An OECD health team that visited Israel late last year noted many of these strengths. The Israeli NHI also more than holds its own in international health rankings. Israel is slightly above the OECD average for the number of practicing physicians. While the number of hospital beds per 1,000 population is low, this has coincided with reduced average hospital stays and more day surgery. Life expectancy is the sixth highest in the OECD (the UK in 18th) and mortality amenable to healthcare is slightly better too. Today, a Lancet study (UK health performance: findings of the Global Burden of Disease Study 2010) found that Britain underperforms much of Europe on health outcomes, but for some time available data has also placed Israel ahead of the UK and some other developed nations on similar measures. Israel also boasts a good medical research sector.
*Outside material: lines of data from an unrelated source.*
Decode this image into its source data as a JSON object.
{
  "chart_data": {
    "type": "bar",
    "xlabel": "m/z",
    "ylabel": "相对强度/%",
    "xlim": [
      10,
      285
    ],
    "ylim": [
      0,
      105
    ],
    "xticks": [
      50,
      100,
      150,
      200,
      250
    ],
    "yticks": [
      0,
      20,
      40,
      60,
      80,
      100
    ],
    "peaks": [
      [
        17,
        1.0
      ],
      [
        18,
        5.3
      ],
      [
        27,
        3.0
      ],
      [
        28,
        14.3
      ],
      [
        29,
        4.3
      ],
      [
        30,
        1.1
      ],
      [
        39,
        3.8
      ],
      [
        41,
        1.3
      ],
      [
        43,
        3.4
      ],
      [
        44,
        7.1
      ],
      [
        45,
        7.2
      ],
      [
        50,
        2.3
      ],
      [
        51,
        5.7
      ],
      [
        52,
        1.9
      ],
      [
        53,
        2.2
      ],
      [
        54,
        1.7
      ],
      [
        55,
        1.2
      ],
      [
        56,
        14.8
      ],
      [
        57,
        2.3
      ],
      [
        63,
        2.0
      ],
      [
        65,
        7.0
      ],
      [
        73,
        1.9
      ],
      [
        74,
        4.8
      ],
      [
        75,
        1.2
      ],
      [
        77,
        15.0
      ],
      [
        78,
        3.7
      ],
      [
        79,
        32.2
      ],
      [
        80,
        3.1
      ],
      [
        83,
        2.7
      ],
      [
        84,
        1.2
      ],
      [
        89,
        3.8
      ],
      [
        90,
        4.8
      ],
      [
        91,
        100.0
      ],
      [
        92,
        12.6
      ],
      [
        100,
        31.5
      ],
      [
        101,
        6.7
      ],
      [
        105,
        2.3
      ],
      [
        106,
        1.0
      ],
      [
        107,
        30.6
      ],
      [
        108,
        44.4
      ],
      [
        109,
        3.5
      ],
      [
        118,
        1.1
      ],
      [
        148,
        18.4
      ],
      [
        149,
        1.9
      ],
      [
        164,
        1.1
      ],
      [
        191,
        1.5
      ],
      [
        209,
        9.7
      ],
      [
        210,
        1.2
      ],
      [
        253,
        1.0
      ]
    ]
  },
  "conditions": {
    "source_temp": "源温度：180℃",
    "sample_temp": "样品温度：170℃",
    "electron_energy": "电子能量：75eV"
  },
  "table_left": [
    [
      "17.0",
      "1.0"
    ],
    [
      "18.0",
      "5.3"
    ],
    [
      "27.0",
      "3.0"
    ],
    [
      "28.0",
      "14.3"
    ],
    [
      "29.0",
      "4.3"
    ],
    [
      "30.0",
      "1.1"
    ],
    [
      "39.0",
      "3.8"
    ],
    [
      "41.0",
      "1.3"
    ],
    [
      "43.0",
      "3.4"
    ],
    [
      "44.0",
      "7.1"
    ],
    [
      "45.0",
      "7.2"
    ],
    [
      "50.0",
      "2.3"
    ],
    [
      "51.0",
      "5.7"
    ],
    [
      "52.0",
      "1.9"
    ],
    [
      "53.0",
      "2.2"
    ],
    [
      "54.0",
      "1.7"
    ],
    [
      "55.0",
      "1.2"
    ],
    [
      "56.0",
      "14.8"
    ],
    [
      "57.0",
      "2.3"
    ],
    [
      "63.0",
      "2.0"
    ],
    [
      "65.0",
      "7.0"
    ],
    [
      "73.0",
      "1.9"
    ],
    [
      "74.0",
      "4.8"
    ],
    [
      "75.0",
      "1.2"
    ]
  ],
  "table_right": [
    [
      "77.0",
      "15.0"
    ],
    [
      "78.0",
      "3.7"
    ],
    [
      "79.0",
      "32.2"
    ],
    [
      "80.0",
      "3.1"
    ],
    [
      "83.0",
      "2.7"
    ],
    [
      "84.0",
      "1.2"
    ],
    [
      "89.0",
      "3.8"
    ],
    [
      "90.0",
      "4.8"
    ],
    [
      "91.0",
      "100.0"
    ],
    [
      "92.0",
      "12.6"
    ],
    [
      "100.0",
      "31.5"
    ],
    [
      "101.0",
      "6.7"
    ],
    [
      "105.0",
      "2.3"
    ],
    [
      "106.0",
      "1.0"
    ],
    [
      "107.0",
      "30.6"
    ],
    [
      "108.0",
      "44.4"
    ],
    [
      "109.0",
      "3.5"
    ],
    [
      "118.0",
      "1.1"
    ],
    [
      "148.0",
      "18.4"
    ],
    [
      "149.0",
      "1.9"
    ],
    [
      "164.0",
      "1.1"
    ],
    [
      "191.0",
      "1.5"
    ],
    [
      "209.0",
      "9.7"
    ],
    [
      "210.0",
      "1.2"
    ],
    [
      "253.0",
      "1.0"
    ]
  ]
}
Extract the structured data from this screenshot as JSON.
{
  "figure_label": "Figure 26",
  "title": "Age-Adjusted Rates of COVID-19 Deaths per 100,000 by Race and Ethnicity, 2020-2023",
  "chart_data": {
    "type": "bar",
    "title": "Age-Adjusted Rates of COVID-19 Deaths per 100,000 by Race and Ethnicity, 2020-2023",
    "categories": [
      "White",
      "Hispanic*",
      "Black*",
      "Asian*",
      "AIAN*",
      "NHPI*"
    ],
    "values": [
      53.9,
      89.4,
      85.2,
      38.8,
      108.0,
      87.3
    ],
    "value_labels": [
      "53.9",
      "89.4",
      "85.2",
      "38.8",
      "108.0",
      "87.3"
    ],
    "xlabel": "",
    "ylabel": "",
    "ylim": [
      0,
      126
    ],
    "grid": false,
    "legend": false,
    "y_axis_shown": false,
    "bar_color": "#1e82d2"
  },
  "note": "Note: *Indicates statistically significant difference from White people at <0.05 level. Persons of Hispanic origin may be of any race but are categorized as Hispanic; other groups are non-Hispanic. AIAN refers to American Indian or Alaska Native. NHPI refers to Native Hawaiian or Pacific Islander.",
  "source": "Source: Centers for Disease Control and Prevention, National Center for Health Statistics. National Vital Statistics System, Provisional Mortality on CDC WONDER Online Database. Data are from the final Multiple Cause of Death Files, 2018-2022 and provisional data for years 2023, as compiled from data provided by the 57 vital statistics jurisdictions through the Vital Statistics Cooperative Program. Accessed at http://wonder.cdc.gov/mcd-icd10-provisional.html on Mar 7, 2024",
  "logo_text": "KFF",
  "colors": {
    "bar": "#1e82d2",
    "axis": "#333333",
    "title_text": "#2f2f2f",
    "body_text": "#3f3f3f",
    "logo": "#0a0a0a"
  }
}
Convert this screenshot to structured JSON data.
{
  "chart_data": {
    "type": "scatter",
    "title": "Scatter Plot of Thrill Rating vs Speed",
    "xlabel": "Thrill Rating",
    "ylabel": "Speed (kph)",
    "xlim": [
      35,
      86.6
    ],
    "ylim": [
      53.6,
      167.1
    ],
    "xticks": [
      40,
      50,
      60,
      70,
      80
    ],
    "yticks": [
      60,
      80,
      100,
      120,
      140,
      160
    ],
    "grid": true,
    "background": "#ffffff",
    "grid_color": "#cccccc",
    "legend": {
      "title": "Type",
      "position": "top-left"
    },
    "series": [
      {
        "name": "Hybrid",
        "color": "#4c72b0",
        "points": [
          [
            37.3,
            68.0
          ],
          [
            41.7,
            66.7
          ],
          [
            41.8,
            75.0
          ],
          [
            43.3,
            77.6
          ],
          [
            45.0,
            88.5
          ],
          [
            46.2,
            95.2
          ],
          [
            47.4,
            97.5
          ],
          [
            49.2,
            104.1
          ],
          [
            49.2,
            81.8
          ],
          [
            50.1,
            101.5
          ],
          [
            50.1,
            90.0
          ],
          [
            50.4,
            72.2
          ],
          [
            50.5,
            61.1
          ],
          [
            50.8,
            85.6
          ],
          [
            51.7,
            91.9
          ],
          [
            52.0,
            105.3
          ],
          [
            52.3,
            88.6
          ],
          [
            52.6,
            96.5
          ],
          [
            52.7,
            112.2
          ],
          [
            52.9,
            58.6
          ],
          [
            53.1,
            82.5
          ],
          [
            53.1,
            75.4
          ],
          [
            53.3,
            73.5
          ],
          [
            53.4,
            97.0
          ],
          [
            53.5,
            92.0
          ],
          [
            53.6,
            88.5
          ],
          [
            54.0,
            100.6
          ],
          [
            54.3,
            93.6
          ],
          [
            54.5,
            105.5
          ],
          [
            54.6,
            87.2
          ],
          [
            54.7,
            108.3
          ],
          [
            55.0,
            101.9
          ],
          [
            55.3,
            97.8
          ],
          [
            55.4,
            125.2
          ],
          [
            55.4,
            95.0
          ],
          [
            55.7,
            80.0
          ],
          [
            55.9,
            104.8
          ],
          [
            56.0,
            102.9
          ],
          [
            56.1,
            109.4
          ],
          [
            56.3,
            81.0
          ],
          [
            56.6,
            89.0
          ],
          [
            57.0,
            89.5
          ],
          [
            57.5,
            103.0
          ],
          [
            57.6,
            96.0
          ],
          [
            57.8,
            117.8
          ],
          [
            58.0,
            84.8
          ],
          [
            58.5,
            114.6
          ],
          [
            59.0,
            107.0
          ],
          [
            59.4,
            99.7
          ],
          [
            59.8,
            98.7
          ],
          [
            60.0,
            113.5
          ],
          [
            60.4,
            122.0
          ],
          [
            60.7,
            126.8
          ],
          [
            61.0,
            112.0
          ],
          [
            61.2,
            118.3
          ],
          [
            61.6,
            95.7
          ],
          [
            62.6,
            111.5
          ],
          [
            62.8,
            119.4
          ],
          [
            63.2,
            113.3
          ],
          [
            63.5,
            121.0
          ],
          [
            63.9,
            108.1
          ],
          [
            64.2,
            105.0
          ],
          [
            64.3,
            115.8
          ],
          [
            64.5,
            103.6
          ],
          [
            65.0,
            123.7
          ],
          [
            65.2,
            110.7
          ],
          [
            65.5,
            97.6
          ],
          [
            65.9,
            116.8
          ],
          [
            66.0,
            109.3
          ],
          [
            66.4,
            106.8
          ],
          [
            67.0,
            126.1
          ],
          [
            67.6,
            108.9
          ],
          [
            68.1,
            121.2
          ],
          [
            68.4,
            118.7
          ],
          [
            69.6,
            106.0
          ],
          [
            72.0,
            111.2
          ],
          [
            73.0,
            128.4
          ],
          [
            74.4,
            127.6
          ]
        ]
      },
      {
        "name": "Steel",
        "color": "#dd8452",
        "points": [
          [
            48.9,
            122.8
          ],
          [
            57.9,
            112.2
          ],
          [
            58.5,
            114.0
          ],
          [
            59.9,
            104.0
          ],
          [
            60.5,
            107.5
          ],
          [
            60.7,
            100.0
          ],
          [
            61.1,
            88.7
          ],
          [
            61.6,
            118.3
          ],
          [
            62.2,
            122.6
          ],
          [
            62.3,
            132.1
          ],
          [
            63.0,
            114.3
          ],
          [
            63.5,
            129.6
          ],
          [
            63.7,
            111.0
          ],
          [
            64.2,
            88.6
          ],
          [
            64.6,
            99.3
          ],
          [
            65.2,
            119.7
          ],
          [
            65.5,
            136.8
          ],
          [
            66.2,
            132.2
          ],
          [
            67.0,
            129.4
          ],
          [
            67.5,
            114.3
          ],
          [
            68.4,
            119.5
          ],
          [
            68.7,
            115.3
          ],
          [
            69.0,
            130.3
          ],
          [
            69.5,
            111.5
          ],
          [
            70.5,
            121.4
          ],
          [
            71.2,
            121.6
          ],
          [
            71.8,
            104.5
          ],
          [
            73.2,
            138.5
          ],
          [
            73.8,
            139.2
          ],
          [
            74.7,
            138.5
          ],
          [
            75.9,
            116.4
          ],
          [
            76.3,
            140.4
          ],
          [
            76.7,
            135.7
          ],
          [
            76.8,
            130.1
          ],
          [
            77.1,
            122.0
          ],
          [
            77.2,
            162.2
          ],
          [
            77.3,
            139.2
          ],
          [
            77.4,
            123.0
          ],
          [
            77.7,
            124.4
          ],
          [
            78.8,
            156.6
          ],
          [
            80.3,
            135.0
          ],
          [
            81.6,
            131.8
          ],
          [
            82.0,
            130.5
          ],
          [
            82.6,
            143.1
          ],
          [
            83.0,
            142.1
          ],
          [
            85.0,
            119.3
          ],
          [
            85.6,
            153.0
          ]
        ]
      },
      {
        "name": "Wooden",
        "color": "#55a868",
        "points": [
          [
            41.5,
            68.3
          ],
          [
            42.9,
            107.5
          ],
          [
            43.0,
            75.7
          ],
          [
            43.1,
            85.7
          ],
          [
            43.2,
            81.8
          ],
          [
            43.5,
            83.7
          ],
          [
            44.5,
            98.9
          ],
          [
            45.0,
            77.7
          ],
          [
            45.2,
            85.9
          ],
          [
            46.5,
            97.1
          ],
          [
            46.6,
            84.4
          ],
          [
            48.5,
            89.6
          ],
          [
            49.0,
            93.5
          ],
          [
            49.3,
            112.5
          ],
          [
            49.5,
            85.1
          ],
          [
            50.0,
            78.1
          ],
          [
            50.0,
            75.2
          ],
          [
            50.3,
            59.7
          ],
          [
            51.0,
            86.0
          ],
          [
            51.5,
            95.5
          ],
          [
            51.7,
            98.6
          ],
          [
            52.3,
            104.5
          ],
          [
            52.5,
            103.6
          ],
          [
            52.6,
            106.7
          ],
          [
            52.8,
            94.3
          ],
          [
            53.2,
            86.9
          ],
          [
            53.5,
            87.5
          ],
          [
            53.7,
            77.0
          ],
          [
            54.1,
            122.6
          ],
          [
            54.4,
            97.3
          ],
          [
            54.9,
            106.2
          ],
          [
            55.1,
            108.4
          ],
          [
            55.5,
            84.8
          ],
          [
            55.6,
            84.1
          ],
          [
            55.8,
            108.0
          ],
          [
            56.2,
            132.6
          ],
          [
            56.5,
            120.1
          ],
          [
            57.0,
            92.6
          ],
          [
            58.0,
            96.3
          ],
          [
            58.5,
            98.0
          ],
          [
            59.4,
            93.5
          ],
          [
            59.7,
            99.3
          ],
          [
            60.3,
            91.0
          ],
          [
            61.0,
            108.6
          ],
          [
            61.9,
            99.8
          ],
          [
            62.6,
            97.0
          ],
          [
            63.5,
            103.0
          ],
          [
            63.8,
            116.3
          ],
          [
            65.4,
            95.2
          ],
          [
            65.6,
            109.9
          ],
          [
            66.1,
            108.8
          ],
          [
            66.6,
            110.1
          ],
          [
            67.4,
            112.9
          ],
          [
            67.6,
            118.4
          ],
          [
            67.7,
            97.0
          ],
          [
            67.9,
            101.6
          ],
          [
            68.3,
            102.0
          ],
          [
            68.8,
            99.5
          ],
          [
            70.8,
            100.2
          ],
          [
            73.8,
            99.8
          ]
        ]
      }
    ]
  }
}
As with all national health systems, the Israeli NHI has some drawbacks. Israel only spends 7.5% of its GDP on health, significantly below the OECD average of 9.5% and our spending of 9.6%. While this has earned Israel well-deserved praise for its remarkable cost-control (the result of strict controls and price-setting by the Ministry of Health) and apparent bang for buck in light of high satisfaction and outcomes, there are some indications that the system could benefit from being better funded. Per head expenditure is low and Israel has significantly fewer nurses per person than the NHS. 27% of health expenditure is out-of-pocket (one of the highest in the OECD), the result of certain upfront charges that have been imposed by the sickness funds to make up for the current lack of central revenue. Despite a reputation for good technological uptake, Israel sits next to the UK for access to CT scanners and below us for number of MRI machines. Finally, health inequalities across geographic areas and ethnic and immigrant groups have also been cited as an issue. Nevertheless, as the OECD researchers noted last year, overall Israel remains an interesting case study for us and other nations to look at, as in the main it performs well, it evolved from a tradition of worker’s organisations and it largely manages to simultaneously prize social solidarity, provision diversity, high outcomes and patient focus.